Tak Punya Tiket, Warga Rela Nonton MotoGP dari Atas Bukit

MENONTON: Warga saat menonton dari bukit yang berada di Dusun Rangkep Dua, Desa Kuta, Kecamatan Pujut, Sabtu (19/3/2022). (M.Haeruddin/ Radar Lombok)

PRAYA–Antusiasme masyarakat menonton MotoGP semakin menjadi-jadi pada hari kedua (19/3/2022). Bahkan banyak di antaranya yang menonton dari atas bukit di Desa Kuta, Kecamatan Pujut, Lombok Tengah.

Mereka lebih memilih menonton dari atas bukit, selain karena gratis juga lebih seru. Karena mereka bisa melihat lebih luas lintasan yang dilewati pembalap

Fian misalnya, warga Dusun Kabul, Desa Pandan Indah, Kecamatan Praya Barat Daya, Lombok Tengah ini. Ia mengaku dari pagi sudah datang ke Kuta untuk menonton rider andalannya. Fian mengaku tak memiliki tiket dan stiker untuk bisa masuk ke wilayah Kuta. Ia bersama rekannya memilih jalan tikus atau jalur yang tidak digunakan penonton menuju ke Kuta.

BACA JUGA :  Pawang Hujan Asal Bali Klaim Alihkan Hujan di Sirkuit Mandalika ke Mataram

“Tadi pagi saya datang lewat jalan-jalan kecil itu menuju ke sini, saya memilih untuk menonton di bukit, karena selain gratis. Tapi kita bisa lebih leluasa melihat para pembalap,” ungkap Fian saat ditemui di bukit yang berada di Dusun Rangkep Dua, Desa Kuta tepatnya di depan Sirkuit Mandalika itu.

BACA JUGA :  Crash Pembalap Diklaim Bukan Faktor Sirkuit Mandalika

Ia mengaku untuk menonton dari atas bukit tidak membutuhkan modal banyak. Cukup untuk uang parkir dan beli makanan saja tanpa harus mengeluarkan uang banyak untuk bisa membeli tiket.

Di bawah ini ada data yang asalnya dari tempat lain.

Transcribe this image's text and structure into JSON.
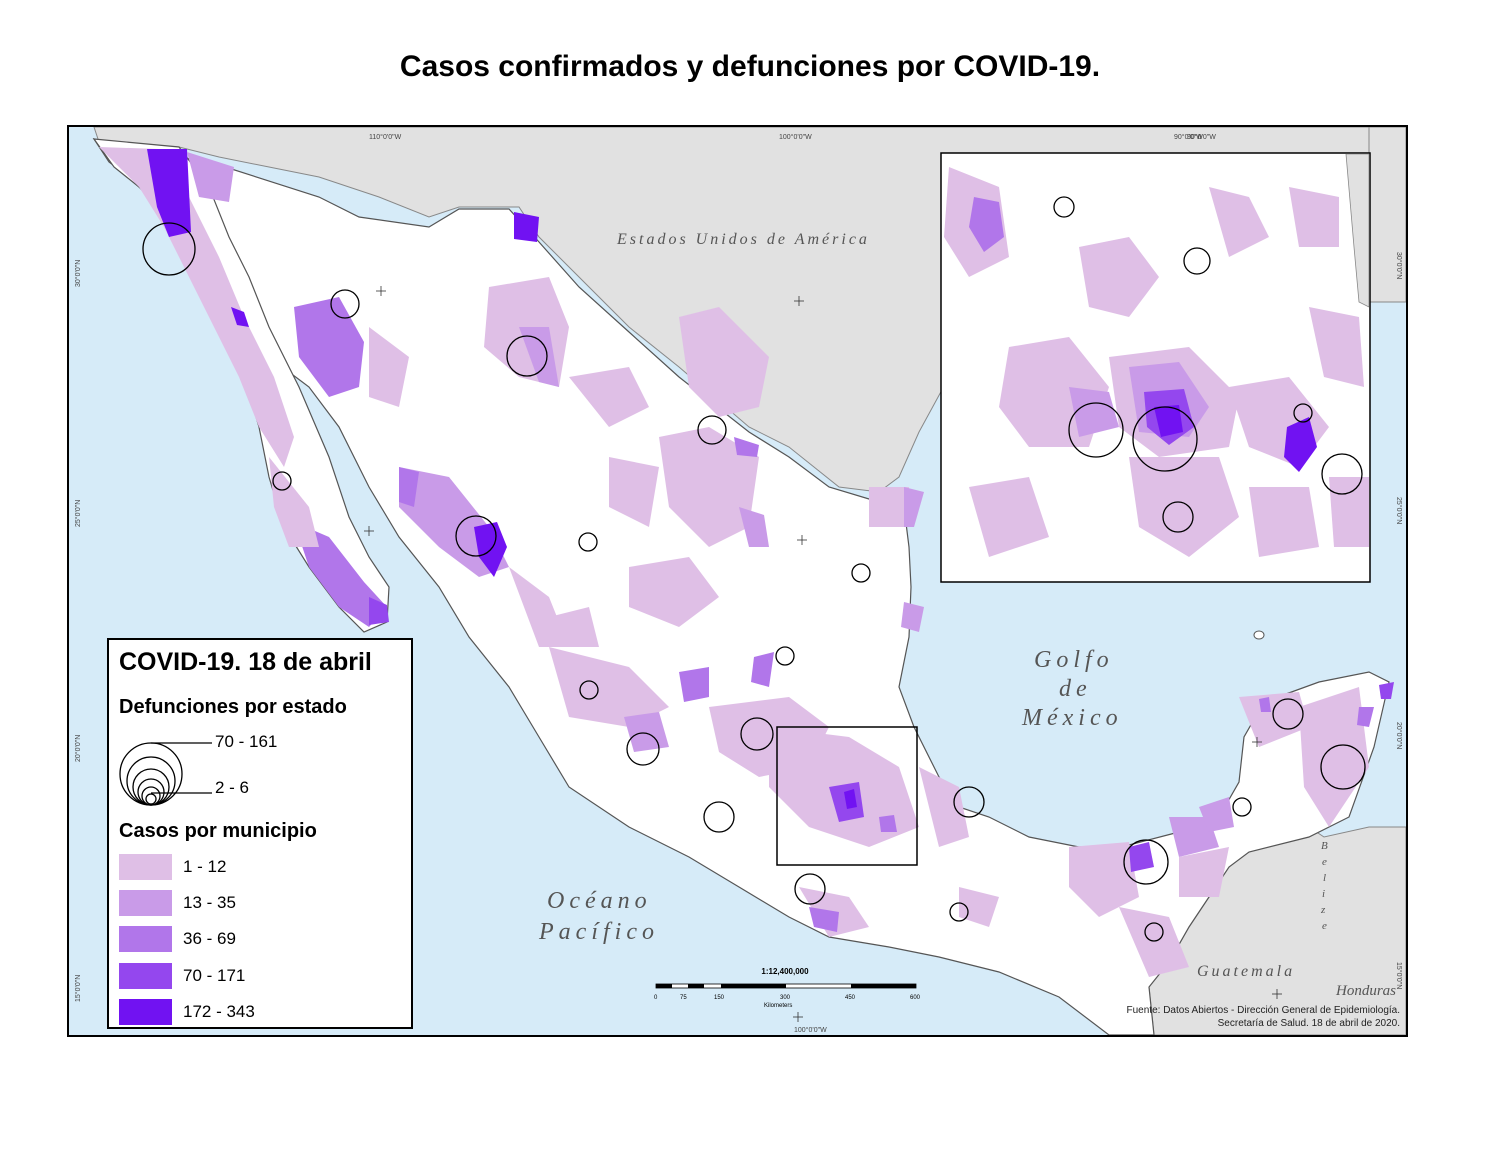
{
  "title": "Casos confirmados y defunciones por COVID-19.",
  "map_labels": {
    "usa": "Estados Unidos de América",
    "gulf": [
      "Golfo",
      "de",
      "México"
    ],
    "pacific": [
      "Océano",
      "Pacífico"
    ],
    "guatemala": "Guatemala",
    "honduras": "Honduras",
    "belize": "Belize"
  },
  "graticule": {
    "lon_top": [
      "110°0'0\"W",
      "100°0'0\"W",
      "90°0'0\"W"
    ],
    "lon_bottom": "100°0'0\"W",
    "lat_left": [
      "30°0'0\"N",
      "25°0'0\"N",
      "20°0'0\"N",
      "15°0'0\"N"
    ],
    "lat_right": [
      "30°0'0\"N",
      "25°0'0\"N",
      "20°0'0\"N",
      "15°0'0\"N"
    ]
  },
  "legend": {
    "title": "COVID-19. 18 de abril",
    "deaths_title": "Defunciones por estado",
    "deaths_max": "70 - 161",
    "deaths_min": "2 - 6",
    "cases_title": "Casos por municipio",
    "classes": [
      {
        "label": "1 - 12",
        "color": "#dfbfe6"
      },
      {
        "label": "13 - 35",
        "color": "#c99be8"
      },
      {
        "label": "36 - 69",
        "color": "#b176ea"
      },
      {
        "label": "70 - 171",
        "color": "#9447ee"
      },
      {
        "label": "172 - 343",
        "color": "#7112f2"
      }
    ]
  },
  "scale": {
    "ratio": "1:12,400,000",
    "ticks": [
      "0",
      "75",
      "150",
      "300",
      "450",
      "600"
    ],
    "unit": "Kilometers"
  },
  "source": [
    "Fuente: Datos Abiertos - Dirección General de Epidemiología.",
    "Secretaría de Salud. 18 de abril de 2020."
  ],
  "colors": {
    "water": "#d6ebf8",
    "land_mexico": "#ffffff",
    "land_other": "#e1e1e1",
    "boundary": "#3a3a3a"
  }
}
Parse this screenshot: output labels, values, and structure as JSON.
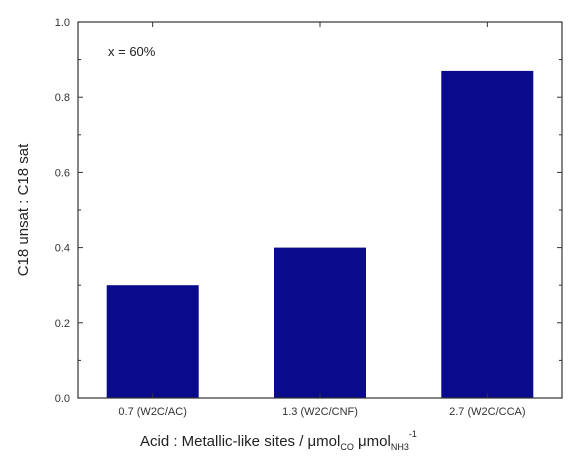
{
  "chart_data": {
    "type": "bar",
    "categories": [
      "0.7 (W2C/AC)",
      "1.3 (W2C/CNF)",
      "2.7 (W2C/CCA)"
    ],
    "values": [
      0.3,
      0.4,
      0.87
    ],
    "title": "",
    "annotation": "x = 60%",
    "xlabel": {
      "main": "Acid : Metallic-like sites / μmol",
      "sub1": "CO",
      "mid": " μmol",
      "sub2": "NH3",
      "sup": "-1"
    },
    "ylabel": "C18 unsat : C18 sat",
    "ylim": [
      0.0,
      1.0
    ],
    "yticks": [
      "0.0",
      "0.2",
      "0.4",
      "0.6",
      "0.8",
      "1.0"
    ],
    "grid": false,
    "bar_color": "#0a0a8c",
    "axis_color": "#333333"
  }
}
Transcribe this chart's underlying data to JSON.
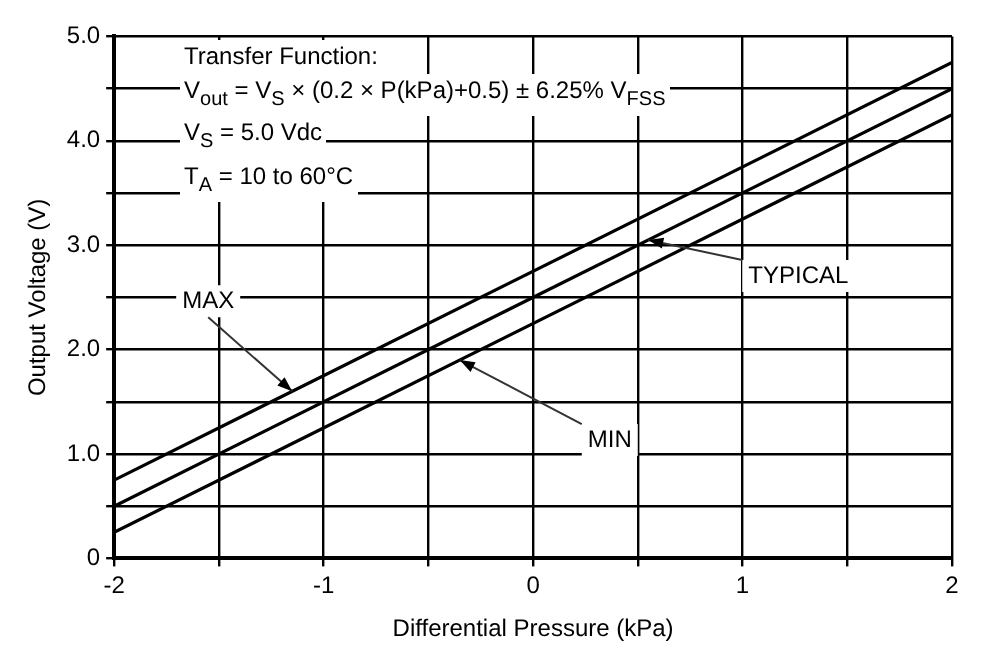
{
  "chart_data": {
    "type": "line",
    "xlabel": "Differential Pressure (kPa)",
    "ylabel": "Output Voltage (V)",
    "x": [
      -2,
      2
    ],
    "series": [
      {
        "color": "#000000",
        "values": [
          0.75,
          4.75
        ]
      },
      {
        "color": "#000000",
        "values": [
          0.5,
          4.5
        ]
      },
      {
        "color": "#000000",
        "values": [
          0.25,
          4.25
        ]
      }
    ],
    "xlim": [
      -2,
      2
    ],
    "ylim": [
      0,
      5
    ],
    "xticks": [
      -2,
      {
        "value": -1.5,
        "label": null
      },
      -1,
      {
        "value": -0.5,
        "label": null
      },
      0,
      {
        "value": 0.5,
        "label": null
      },
      1,
      {
        "value": 1.5,
        "label": null
      },
      2
    ],
    "yticks": [
      {
        "value": 0,
        "label": "0"
      },
      {
        "value": 0.5,
        "label": null
      },
      {
        "value": 1,
        "label": "1.0"
      },
      {
        "value": 1.5,
        "label": null
      },
      {
        "value": 2,
        "label": "2.0"
      },
      {
        "value": 2.5,
        "label": null
      },
      {
        "value": 3,
        "label": "3.0"
      },
      {
        "value": 3.5,
        "label": null
      },
      {
        "value": 4,
        "label": "4.0"
      },
      {
        "value": 4.5,
        "label": null
      },
      {
        "value": 5,
        "label": "5.0"
      }
    ],
    "grid": true,
    "legend": false,
    "marker": "none",
    "line_style": "solid",
    "annotations": [
      "Transfer Function:",
      "V$_{out}$ = V$_{S}$ × (0.2 × P(kPa)+0.5) ± 6.25% V$_{FSS}$",
      "V$_{S}$ = 5.0 Vdc",
      "T$_{A}$ = 10 to 60°C",
      {
        "text": "MAX",
        "x": -1.15,
        "y": 1.6
      },
      {
        "text": "MIN",
        "x": -0.35,
        "y": 1.9
      },
      {
        "text": "TYPICAL",
        "x": 0.55,
        "y": 3.05
      }
    ]
  }
}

Hal yang sama disampaikan oleh Ramzi, ia mengaku memilih menonton dari atas bukit karena ingin melihat aksi Fabio Quartararo yang pada hari pertama didapuk sebagai pembalap tercepat. “Kita juga bisa lihat para pebalap saling kejar di tikungan depan bukit. Karena memang dekat dengan star-finish,” pungkasnya.(met)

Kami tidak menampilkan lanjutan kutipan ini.